[Theora-dev] MMX/SSE optimisations and GCC 3.4 builtins - launching the debate

[Rodolphe Ortalo]

I've always wondered if the recent MMX&SSE-related builtins of GCC (and also 
the Intel Compiler if I understood correctly) were worth using.
I guess Wim's work was really an occasion to give them a try. I selected the 
sad8x8__mmxext() function (first one defined in dsp_mmxext.c) as a candidate 
for playing. Here are the results.

First of all, the compiled programs are apparently correct and I've run them 
successfully. (But I have not many test videos here.) Their performance seems 
to be on par with the original MMX-optimized thing.

Here are both variants:

1) Original (hand-written) assembly version (from Wim's patch):
static ogg_uint32_t sad8x8__mmxext (unsigned char *ptr1, ogg_uint32_t stride1,
		       	    unsigned char *ptr2, ogg_uint32_t stride2)
{
  ogg_uint32_t  DiffVal;

  __asm__ __volatile__ (
    "  .balign 16                   \n\t"
    "  pxor %%mm7, %%mm7            \n\t" 	/* mm7 contains the result */

    ".rept 7                        \n\t"
    "  movq (%1), %%mm0             \n\t"	/* take 8 bytes */
    "  movq (%2), %%mm1             \n\t"
    "  psadbw %%mm1, %%mm0          \n\t"
    "  add %3, %1                   \n\t"	/* Inc pointer into the new data */
    "  paddw %%mm0, %%mm7           \n\t"	/* accumulate difference... */
    "  add %4, %2                   \n\t"	/* Inc pointer into ref data */
    ".endr                          \n\t"

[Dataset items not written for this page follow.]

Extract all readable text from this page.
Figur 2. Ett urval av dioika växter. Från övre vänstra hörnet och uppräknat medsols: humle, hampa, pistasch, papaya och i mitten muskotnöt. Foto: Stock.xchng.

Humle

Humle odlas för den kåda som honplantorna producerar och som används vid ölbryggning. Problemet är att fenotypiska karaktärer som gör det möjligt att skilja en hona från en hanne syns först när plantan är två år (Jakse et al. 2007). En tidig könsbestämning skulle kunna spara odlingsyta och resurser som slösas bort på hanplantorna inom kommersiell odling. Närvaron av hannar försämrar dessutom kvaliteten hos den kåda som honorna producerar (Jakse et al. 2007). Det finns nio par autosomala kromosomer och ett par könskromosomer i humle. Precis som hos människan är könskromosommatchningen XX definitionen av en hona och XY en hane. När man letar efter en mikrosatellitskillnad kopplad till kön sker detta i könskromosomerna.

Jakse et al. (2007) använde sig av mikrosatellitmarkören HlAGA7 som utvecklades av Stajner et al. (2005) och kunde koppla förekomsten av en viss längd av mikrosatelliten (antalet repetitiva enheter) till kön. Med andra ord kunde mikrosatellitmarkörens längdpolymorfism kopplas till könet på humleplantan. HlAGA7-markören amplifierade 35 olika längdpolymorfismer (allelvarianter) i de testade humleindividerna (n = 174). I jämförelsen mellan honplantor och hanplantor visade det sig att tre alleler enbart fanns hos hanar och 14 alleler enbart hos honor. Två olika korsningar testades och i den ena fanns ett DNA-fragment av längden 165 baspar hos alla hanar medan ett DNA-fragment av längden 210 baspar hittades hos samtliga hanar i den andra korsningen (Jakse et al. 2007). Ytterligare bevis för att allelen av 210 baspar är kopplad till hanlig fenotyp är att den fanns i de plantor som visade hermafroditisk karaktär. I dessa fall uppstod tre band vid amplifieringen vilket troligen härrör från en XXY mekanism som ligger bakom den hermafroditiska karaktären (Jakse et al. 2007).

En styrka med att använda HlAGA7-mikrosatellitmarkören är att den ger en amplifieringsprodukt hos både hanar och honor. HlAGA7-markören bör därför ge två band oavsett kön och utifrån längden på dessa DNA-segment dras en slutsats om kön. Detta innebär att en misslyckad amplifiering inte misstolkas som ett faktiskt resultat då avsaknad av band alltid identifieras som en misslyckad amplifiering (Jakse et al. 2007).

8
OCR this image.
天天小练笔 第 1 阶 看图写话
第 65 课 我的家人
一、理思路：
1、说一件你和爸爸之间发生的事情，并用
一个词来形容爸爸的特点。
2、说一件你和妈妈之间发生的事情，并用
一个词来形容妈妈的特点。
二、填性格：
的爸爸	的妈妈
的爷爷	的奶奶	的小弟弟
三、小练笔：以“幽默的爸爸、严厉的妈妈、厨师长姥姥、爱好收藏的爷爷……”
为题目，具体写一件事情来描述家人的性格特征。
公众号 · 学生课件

    "  movq (%1), %%mm0             \n\t"	/* take 8 bytes */
    "  movq (%2), %%mm1             \n\t"
    "  psadbw %%mm1, %%mm0          \n\t"
    "  paddw %%mm0, %%mm7           \n\t"	/* accumulate difference... */
    "  movd %%mm7, %0               \n\t"

     : "=r" (DiffVal),
       "+r" (ptr1), 
       "+r" (ptr2) 
     : "r" (stride1),
       "r" (stride2)
     : "memory"
  );

  return DiffVal;
}


2) New version (using C and GCC builtins):
static ogg_uint32_t sad8x8__mmxext (unsigned char *ptr1, ogg_uint32_t stride1,
		       	    unsigned char *ptr2, ogg_uint32_t stride2)
{
#include <xmmintrin.h>
  ogg_uint32_t  i;
  __m64 acc; /* accumulator */

  acc = _mm_setr_pi16(0,0,0,0);
  for (i=8; i; i--) {
    __m64 tmp;
    tmp = _mm_sad_pu8(*((__m64*)ptr1),*((__m64*)ptr2)); /* aka psadbw */
    acc = _mm_add_pi16(tmp,acc); /* aka paddw */

    /* Step to next row of block. */
    ptr1 += stride1;
    ptr2 += stride2;
  }
  return _mm_cvtsi64_si32(acc);

Obviously this much less intrusive with respect to the original C code (found 
in dsp.c).

3) Assembly generated by GCC 3.4 (with -O6 -mmmx -msse) obtained with the -S 
flag:
        .file   "dsp_mmxext.c"
        .text
        .p2align 4,,15
        .type   sad8x8__mmxext, @function
sad8x8__mmxext:
        pushl   %ebp
        movl    %esp, %ebp
        pushl   %edi
        pushl   %esi
        subl    $8, %esp
        movl    8(%ebp), %edx
        movl    12(%ebp), %edi
        movl    16(%ebp), %eax
        movl    20(%ebp), %esi
        pxor    %mm1, %mm1
        movl    $8, %ecx
        .p2align 4,,15
.L19:
        movq    (%edx), %mm0
        psadbw  (%eax), %mm0
        paddw   %mm1, %mm0
        addl    %edi, %edx
        addl    %esi, %eax
        decl    %ecx
        movq    %mm0, %mm1
        jne     .L19
        movq    %mm0, -16(%ebp)
        movl    -16(%ebp), %eax
        addl    $8, %esp
        popl    %esi
        popl    %edi
        popl    %ebp
        ret
[...]

The resulting assembly seems pretty correct for me and, it seems to me the 
"near C" code of 2) is much more maintainable than the inline assembly of 1).
Also, I wonder if loop unrolling and register scheduling could not be done 
more intelligently by the compiler in some cases (but that's really a 
question for me).
But, of course, I don't master all the bells and whistles of inline assembly 
(infact, I've written very little assembly in the last decade...).

Opinions?

Rodolphe